De verdachte personen werden overigens vrijgesproken van frauduleuze handelingen.

Annotaties
Verder maak ik u ook graag attent op onze annotaties. Deze keer treft u een annotatie van Liane Versteeg bij een uitspraak van College van Beroep van de Stichting Kwaliteitsregister Jeugd (GZR 2018-0215). Onderwerp van de uitspraak en van de annotatie is een psycholoog die ondanks de uitdrukkelijke weigering van de gezaghebbende vader besloot hulp in de vorm van een IQ-test en vragenlijsten aan de destijds 15-jarige zoon van de vader te gaan bieden. Zij heeft de vader daarover niet zelf geïnformeerd, maar dit naar eigen zeggen overgelaten aan de gezinsvoogd. Het College van Beroep concludeerde dat de psycholoog gerechtvaardigd op grond van de uitzondering van artikel 7:450 lid 2 BW, namelijk dat de zoon de behandeling weloverwogen bleef wensen na de weigering van vader, had gehandeld. Omdat de psycholoog hiermee afweek van de toepasselijke Beroepscode voor Psychologen had zij wel vooraf overleg moeten hebben met collega’s en vader zelf moeten informeren.
Liane gaat in op het toestemmingsvereiste in situaties als de onderhavige en betrekt daarbij ook de andersluidende uitspraak van het College van Toezicht van de Stichting Kwaliteitsregister Jeugd.

Scripties
Vele scripties zijn geschreven en een aantal is gepubliceerd op onze website.
De eerste is van de hand van Katinka Wesseling (UvA). Zij schrijft over het Europees waarschuwingssysteem voor artsen met een beroepsbeperking en beantwoordt de vraag of met dit mechanisme de Nederlandse patiënt voldoende beschermd wordt.
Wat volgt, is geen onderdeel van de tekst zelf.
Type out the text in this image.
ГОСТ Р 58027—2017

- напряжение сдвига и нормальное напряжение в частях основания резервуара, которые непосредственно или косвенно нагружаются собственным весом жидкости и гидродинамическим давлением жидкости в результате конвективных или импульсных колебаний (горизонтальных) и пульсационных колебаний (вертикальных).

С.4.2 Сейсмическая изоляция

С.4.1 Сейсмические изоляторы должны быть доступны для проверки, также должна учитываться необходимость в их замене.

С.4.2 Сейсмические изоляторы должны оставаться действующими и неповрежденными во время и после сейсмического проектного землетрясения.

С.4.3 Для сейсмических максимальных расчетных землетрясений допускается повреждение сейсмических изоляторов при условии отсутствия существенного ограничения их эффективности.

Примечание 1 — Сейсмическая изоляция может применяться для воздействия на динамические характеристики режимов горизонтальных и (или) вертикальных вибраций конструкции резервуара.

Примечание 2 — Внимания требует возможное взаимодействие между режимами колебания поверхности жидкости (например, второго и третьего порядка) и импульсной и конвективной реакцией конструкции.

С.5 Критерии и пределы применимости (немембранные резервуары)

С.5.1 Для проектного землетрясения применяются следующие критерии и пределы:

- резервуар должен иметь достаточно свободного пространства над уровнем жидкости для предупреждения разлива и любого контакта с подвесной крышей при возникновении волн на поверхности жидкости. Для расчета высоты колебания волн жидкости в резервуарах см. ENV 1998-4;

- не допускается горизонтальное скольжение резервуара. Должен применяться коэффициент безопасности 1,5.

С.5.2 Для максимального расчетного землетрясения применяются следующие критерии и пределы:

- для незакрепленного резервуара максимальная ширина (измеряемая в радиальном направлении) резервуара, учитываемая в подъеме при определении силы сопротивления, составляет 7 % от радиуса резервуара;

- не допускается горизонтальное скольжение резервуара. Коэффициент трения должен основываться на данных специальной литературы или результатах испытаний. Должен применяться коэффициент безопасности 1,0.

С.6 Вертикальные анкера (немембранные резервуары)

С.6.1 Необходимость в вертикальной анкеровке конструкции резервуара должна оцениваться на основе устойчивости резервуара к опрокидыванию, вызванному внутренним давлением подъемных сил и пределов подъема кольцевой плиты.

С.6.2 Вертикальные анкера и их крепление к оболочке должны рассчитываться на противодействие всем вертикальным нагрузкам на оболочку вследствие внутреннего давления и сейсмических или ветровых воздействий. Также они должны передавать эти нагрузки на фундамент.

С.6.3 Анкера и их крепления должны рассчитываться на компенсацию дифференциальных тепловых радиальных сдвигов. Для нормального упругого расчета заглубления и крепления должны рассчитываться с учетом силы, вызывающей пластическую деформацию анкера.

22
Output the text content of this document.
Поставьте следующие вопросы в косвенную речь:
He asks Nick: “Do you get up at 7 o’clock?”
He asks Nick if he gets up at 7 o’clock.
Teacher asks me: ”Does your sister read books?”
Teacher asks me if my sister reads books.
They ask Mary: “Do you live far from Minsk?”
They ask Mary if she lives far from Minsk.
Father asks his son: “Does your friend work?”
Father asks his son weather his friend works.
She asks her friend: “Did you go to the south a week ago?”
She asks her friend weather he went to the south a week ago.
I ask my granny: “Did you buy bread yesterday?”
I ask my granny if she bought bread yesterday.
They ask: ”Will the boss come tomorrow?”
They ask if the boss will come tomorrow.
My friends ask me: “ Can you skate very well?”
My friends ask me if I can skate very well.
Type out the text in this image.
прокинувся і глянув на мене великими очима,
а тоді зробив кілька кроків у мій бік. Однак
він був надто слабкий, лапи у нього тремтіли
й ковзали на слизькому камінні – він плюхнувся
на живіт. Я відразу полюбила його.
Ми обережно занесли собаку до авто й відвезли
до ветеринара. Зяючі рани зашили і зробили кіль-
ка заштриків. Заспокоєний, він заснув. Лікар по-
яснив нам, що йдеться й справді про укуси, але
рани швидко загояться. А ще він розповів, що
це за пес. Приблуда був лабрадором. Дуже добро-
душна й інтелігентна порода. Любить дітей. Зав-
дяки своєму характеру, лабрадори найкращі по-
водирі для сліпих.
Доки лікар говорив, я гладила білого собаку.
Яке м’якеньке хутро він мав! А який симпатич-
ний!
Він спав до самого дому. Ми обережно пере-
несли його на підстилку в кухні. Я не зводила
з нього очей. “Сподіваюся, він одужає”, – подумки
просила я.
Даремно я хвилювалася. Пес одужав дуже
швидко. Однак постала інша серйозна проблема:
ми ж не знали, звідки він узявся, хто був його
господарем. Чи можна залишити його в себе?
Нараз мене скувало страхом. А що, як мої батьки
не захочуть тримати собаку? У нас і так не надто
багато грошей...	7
De tweede is van de hand van Kim Hogeman (UvA). Kim schrijft over de proportionele aansprakelijkheid in het kader van het verhaal van zorggerelateerde schade. Zij poneert in dat verband twee stellingen en komt met een conclusie over de toepassing van de proportionele aansprakelijkheid en de verloren kans.
De derde is van Isabelle Kornelis (UvA). Isabelle koos ervoor onderzoek te doen naar de juridische erkenning van personen met een intersekse conditie binnen het Nederlands recht, bezien vanuit de Europese en internationale kinder- en mensenrechten.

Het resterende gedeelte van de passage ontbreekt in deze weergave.